I am having difficulties to load a widget generated by Qt Designer into my MainWindow. It fails when I have also defined signals and slots in the UI file.

# -*- coding: utf-8 -*-
import sys

from PyQt5 import QtWidgets
from PyQt5 import uic as pyuic

class MainWindow(QtWidgets.QMainWindow):
    def __init__(self, *args):
        super().__init__(*args)
        self.uifile = 'serialTandemGUI.ui'
        self.form_widget = pyuic.loadUi(self.uifile)
        _widget = QtWidgets.QWidget()
        _layout = QtWidgets.QVBoxLayout(_widget)
        _layout.addWidget(self.form_widget)
        self.setCentralWidget(_widget)

if __name__ == '__main__':
    app = QtWidgets.QApplication.instance()
    if app is None:
        app = QtWidgets.QApplication(sys.argv)
    app.aboutToQuit.connect(app.deleteLater)

    w = MainWindow()
    w.show()

    app.exec_()

The error I get is: AttributeError: 'QWidget' object has no attribute 'init'

Is it possible at all to inherit a widget this way?
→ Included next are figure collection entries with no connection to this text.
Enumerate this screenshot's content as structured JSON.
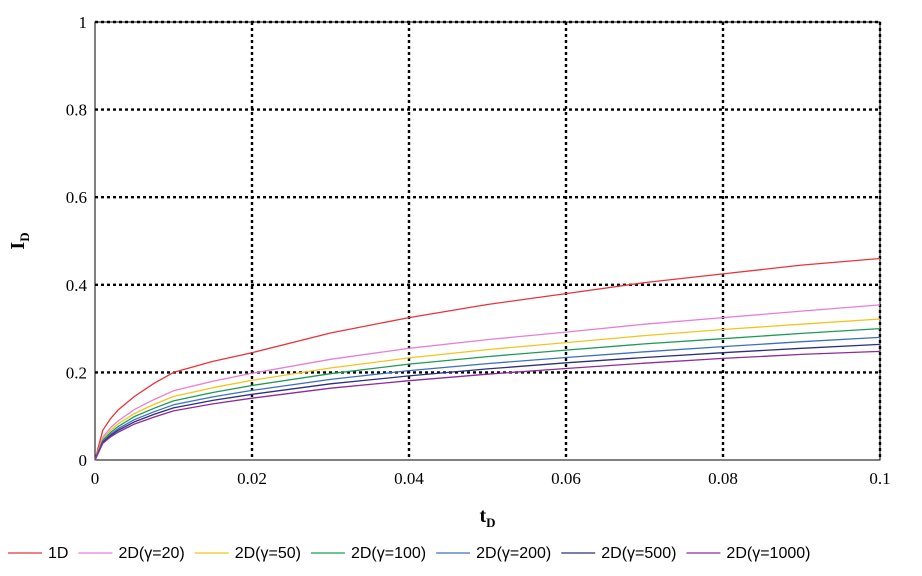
{
  "chart_data": {
    "type": "line",
    "xlabel": "t",
    "xlabel_sub": "D",
    "ylabel": "I",
    "ylabel_sub": "D",
    "xlim": [
      0,
      0.1
    ],
    "ylim": [
      0,
      1
    ],
    "xticks": [
      0,
      0.02,
      0.04,
      0.06,
      0.08,
      0.1
    ],
    "xtick_labels": [
      "0",
      "0.02",
      "0.04",
      "0.06",
      "0.08",
      "0.1"
    ],
    "yticks": [
      0,
      0.2,
      0.4,
      0.6,
      0.8,
      1
    ],
    "ytick_labels": [
      "0",
      "0.2",
      "0.4",
      "0.6",
      "0.8",
      "1"
    ],
    "grid": true,
    "legend_position": "bottom",
    "x": [
      0,
      0.001,
      0.002,
      0.003,
      0.005,
      0.0075,
      0.01,
      0.015,
      0.02,
      0.03,
      0.04,
      0.05,
      0.06,
      0.07,
      0.08,
      0.09,
      0.1
    ],
    "series": [
      {
        "name": "1D",
        "color": "#e8333b",
        "values": [
          0,
          0.068,
          0.095,
          0.115,
          0.145,
          0.175,
          0.2,
          0.225,
          0.245,
          0.29,
          0.325,
          0.355,
          0.38,
          0.405,
          0.425,
          0.445,
          0.46
        ]
      },
      {
        "name": "2D(γ=20)",
        "color": "#e77fd5",
        "values": [
          0,
          0.052,
          0.074,
          0.09,
          0.115,
          0.138,
          0.158,
          0.18,
          0.198,
          0.23,
          0.255,
          0.275,
          0.292,
          0.31,
          0.325,
          0.34,
          0.354
        ]
      },
      {
        "name": "2D(γ=50)",
        "color": "#f2c51c",
        "values": [
          0,
          0.048,
          0.068,
          0.083,
          0.106,
          0.127,
          0.145,
          0.165,
          0.182,
          0.21,
          0.233,
          0.252,
          0.268,
          0.284,
          0.298,
          0.31,
          0.322
        ]
      },
      {
        "name": "2D(γ=100)",
        "color": "#1e9a55",
        "values": [
          0,
          0.045,
          0.063,
          0.077,
          0.099,
          0.118,
          0.135,
          0.154,
          0.17,
          0.197,
          0.219,
          0.236,
          0.251,
          0.265,
          0.277,
          0.289,
          0.3
        ]
      },
      {
        "name": "2D(γ=200)",
        "color": "#3d6fc0",
        "values": [
          0,
          0.042,
          0.059,
          0.072,
          0.092,
          0.11,
          0.126,
          0.144,
          0.159,
          0.184,
          0.204,
          0.22,
          0.234,
          0.247,
          0.259,
          0.27,
          0.28
        ]
      },
      {
        "name": "2D(γ=500)",
        "color": "#2c2f80",
        "values": [
          0,
          0.04,
          0.056,
          0.068,
          0.087,
          0.104,
          0.119,
          0.136,
          0.15,
          0.174,
          0.192,
          0.208,
          0.222,
          0.234,
          0.245,
          0.255,
          0.264
        ]
      },
      {
        "name": "2D(γ=1000)",
        "color": "#8e2a9c",
        "values": [
          0,
          0.038,
          0.053,
          0.064,
          0.082,
          0.098,
          0.112,
          0.128,
          0.141,
          0.164,
          0.181,
          0.196,
          0.209,
          0.221,
          0.232,
          0.241,
          0.248
        ]
      }
    ]
  }
}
Tia!

Edit: Here's a simple UI file with a clicked() signal to demonstrate. It works as long as no signal definitions have been made (ie really just UI, but that is only half of the work, or even less).
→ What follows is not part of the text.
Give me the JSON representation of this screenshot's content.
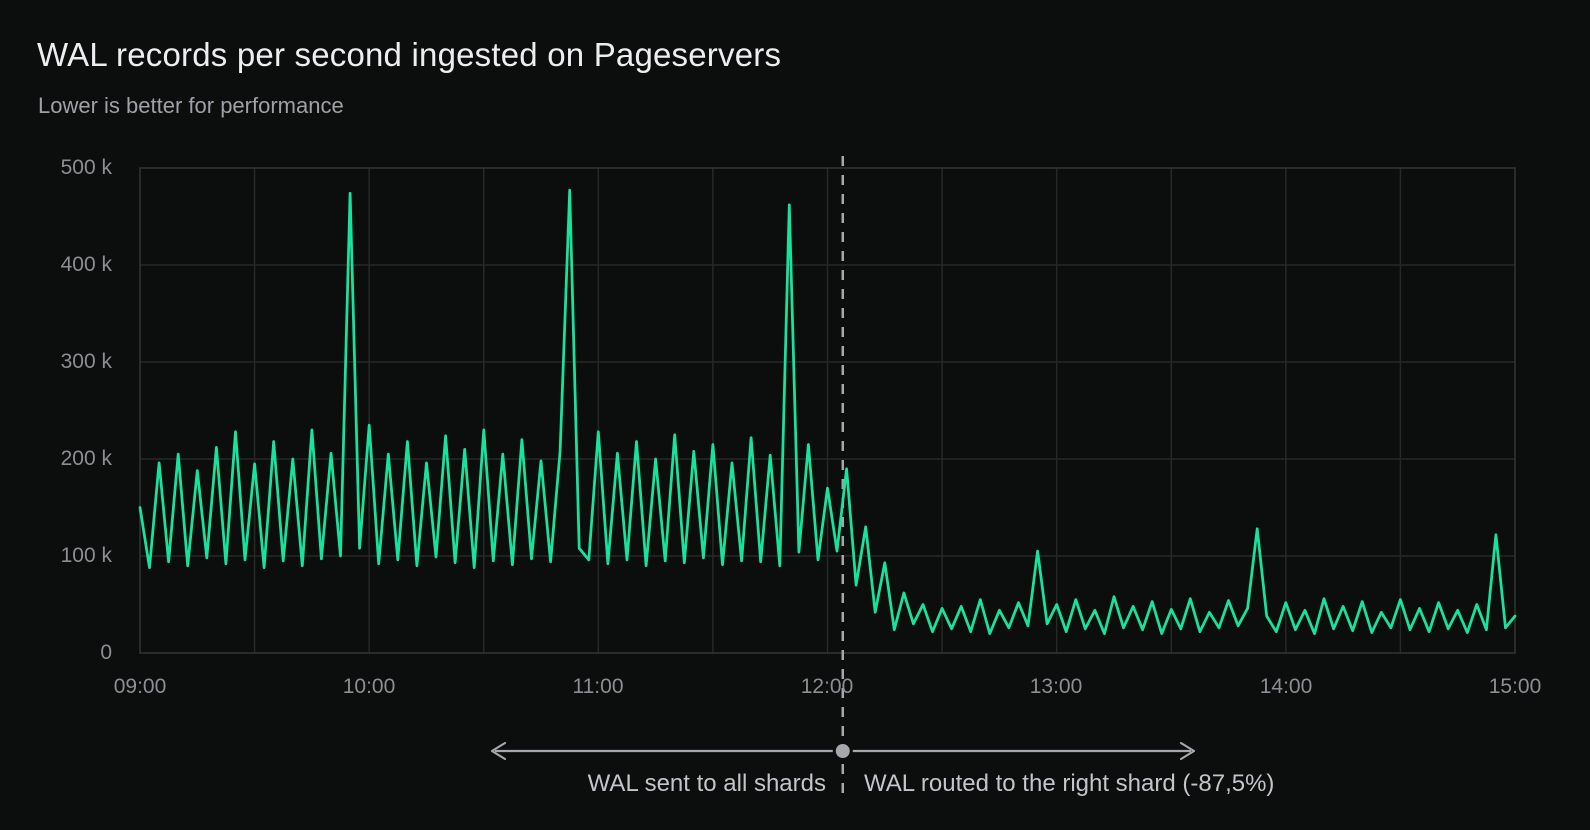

<?xml version="1.0" encoding="UTF-8"?>
<ui version="4.0">
 <class>Form</class>
 <widget class="QWidget" name="Form">
  <property name="geometry">
   <rect>
    <x>0</x>
    <y>0</y>
    <width>400</width>
    <height>300</height>
   </rect>
  </property>
  <property name="windowTitle">
   <string>Form</string>
  </property>
  <layout class="QGridLayout" name="gridLayout">
   <item row="0" column="0">
    <widget class="QGroupBox" name="groupBox">
     <property name="title">
      <string>GroupBox</string>
     </property>
     <layout class="QGridLayout" name="gridLayout_2">
      <item row="0" column="0">
       <widget class="QPushButton" name="pushButton">
        <property name="text">
         <string>PushButton</string>
        </property>
       </widget>
      </item>
     </layout>
    </widget>
   </item>
  </layout>
 </widget>
 <resources/>
 <connections>
  <connection>
   <sender>pushButton</sender>
   <signal>clicked()</signal>
   <receiver>Form</receiver>
   <slot>init()</slot>
   <hints>
    <hint type="sourcelabel">
     <x>203</x>
     <y>162</y>
    </hint>
    <hint type="destinationlabel">
     <x>396</x>
     <y>201</y>
    </hint>
   </hints>
  </connection>
 </connections>
 <slots>
  <slot>init()</slot>
 </slots>
</ui>

Answer 1

Explanation:

When you have created the .ui you have only pointed out that there is a connection between the clicked signal and the init method of the widget, but when you load it using loadUi() and do not pass it as a second parameter a QWidget will use the base class of the design, in your case QWidget, which clearly has no "init" method throwing you that error.

Solution:

You must create a class that inherits from QWidget and has the init method, and then use loadUi() to fill it out.

# -*- coding: utf-8 -*-
import os
import sys

from PyQt5 import QtCore, QtWidgets, uic as pyuic


class Widget(QtWidgets.QWidget):
    def __init__(self, parent=None):
        super().__init__(parent)
        current_dir = os.path.dirname(os.path.realpath(__file__))
        uifile = os.path.join(current_dir, "serialTandemGUI.ui")
        pyuic.loadUi(uifile, self)

    @QtCore.pyqtSlot()
    def init(self):
        print("init")


class MainWindow(QtWidgets.QMainWindow):
    def __init__(self, parent=None):
        super().__init__(parent)
        self.form_widget = Widget()
        _widget = QtWidgets.QWidget()
        _layout = QtWidgets.QVBoxLayout(_widget)
        _layout.addWidget(self.form_widget)
        self.setCentralWidget(_widget)


if __name__ == "__main__":
    app = QtWidgets.QApplication.instance() or QtWidgets.QApplication(sys.argv)
    app.aboutToQuit.connect(app.deleteLater)

    w = MainWindow()
    w.show()

    sys.exit(app.exec_())